LA TRIBUNE DE PIETER KERSTENS !


Les sanglots longs des photos chocs par Pieter Kerstens



Depuis des décennies, les journalistes de tout bord et les photographes chassant le sensationnel nous ont proposé une pléthore de clichés abominables destinés à faire pleurer Margot et influencer son jugement.

Kim, Omayra, Elian, Angélica, Loubna, Léonarda, Aylan, etc… 

Publier en « scoop » des photos de fillettes et de garçons blessés ou décédés relève de la manipulation des esprits pour conduire l’opinion vers une attitude plus « souple » ou mieux encore, afin de créer une réelle adhésion au but recherché.


 C’est bien P.Robert, photographe de guerre, qui avait déclaré :

« La dictature de l’émotion permet de faire l’économie des vraies questions. »

Notre devoir de mémoire nous rappelle la photo de Pham Thi Kim Phùc (Viet-Canadienne), 9 ans brûlée au napalm le 8 juin 1972, courant dans les rues dévastées du village de Trang Bang, à 60 kilomètres de Saïgon.
 Ce cliché de Nick Ut fera le tour du monde et vaudra à son auteur d’obtenir le prix Pulitzer.


L’opinion mondiale était ainsi préparée à accueillir les futurs boat people…

Puis, en 1985, une télévision colombienne diffusa durant 60 heures un reportage  montrant l’agonie de Omayra Sanchez, 13 ans, prisonnière de la boue du volcan Nevado del Ruiz et sa lutte contre la mort filmée en direct…

Exploiter l’innocence des enfants est crapuleux. 

Politiser et utiliser comme moyen de chantage des situations impliquant des mineurs est une ignominie. 

J’en veux pour exemple ce que j’ai vécu à La Havane le 12 juin 2000 : une manifestation monstre regroupant plus de 500.000 enfants et étudiants des écoles, lycées et universités de la seule province de la capitale, pour réclamer le retour d’Elian Gonzales.

Cette histoire fit le tour du monde, occupa la presse internationale pendant plusieurs mois et finalement le fils pu retrouver son père à Cuba, lequel refusa à plusieurs reprises l’asile politique offert par les USA. 

 Par ailleurs les tribunaux fédéraux américains lui avaient aussi donné raison et ordonné le rapatriement de l’enfant dans sa ville natale de Matanzas.

Plus, encore plus et toujours plus d’invasions migratoires.
Durant l’été 2007, les lobbies immigrationniste n’ont pas chômé et en Belgique, la saga de la petite équatorienne Angélica avait fait pleurer Margot dans sa chaumière durant des semaines et provoqué une crise diplomatique imbécile.  

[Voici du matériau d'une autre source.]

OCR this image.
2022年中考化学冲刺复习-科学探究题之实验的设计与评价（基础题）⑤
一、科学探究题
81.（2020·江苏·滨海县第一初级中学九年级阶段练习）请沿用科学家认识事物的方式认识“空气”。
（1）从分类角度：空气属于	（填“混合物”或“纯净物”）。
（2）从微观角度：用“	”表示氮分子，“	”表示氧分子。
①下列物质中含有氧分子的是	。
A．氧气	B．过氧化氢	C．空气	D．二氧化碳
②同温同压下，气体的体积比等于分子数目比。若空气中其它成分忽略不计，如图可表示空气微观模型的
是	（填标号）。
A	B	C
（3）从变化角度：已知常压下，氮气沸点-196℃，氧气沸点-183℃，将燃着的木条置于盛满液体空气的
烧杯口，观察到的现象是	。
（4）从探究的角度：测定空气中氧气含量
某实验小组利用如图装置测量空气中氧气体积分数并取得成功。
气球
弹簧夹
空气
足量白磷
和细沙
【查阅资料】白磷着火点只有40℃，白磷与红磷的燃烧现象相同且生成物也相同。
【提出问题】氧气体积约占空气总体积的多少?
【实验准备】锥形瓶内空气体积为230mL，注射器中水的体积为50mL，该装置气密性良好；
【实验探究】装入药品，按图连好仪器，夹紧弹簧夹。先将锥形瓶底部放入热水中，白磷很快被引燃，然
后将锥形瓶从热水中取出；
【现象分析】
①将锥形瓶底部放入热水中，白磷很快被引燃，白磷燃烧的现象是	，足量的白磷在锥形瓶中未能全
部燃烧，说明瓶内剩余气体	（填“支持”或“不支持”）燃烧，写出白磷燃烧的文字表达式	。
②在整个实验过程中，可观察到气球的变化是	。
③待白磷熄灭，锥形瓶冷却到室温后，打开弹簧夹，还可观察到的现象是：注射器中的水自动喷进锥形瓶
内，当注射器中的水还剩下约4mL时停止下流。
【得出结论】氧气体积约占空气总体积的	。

Comment une mère sud-américaine et sa fille avaient-elles pu vivre durant 5 ans à quelques kilomètres de la Capitale de l’Europe, sans visa, sans titre de séjour et totalement hors-la-loi ?
Essayez donc de faire la même chose en Suisse, au Qatar, aux Seychelles, en Chine, au Mali ou à Cuba.

Une telle situation était évidemment la conséquence du laxisme et de la décadence de gouvernements successifs, manipulés par les pressions et le chantage permanent des sectes droits-de-l’hommiste et des ennemis de l’identité et de la civilisation européenne.

Depuis Maastricht en 1999 (Traité qui allait nous amener le mieux-vivre et le bien-être permanent) et les accords de Schengen, nos frontières sont devenues de vraies passoires et année après année, les saisies de cocaïne, de cannabis et autres drogues ou produits de contrefaçons ne cessent d’exploser !

Nous avons été les témoins d’un afflux sans cesse grandissant d’individus jeunes, masculins et en bonne santé, amenés chez nous par des filières mafieuses qui se livrent à la « traite humaine » en surfant sur la vague émotionnelle et la sensiblerie des populations européennes soumises au poids des mots et au choc des photos !

Il faut avoir vécu et constaté l’empressement des touristes obèses de la plage de Corralejo à Ténériffe à apporter de l’eau, des casse-croûtes et des couvertures aux africains débarquant de leurs pateras (équipées de 2 moteurs 100cv Yamaha, de GPS, de nourrices de carburant et de paniers de fruits, au départ de Saint-Louis du Sénégal, ndlr) pour le croire !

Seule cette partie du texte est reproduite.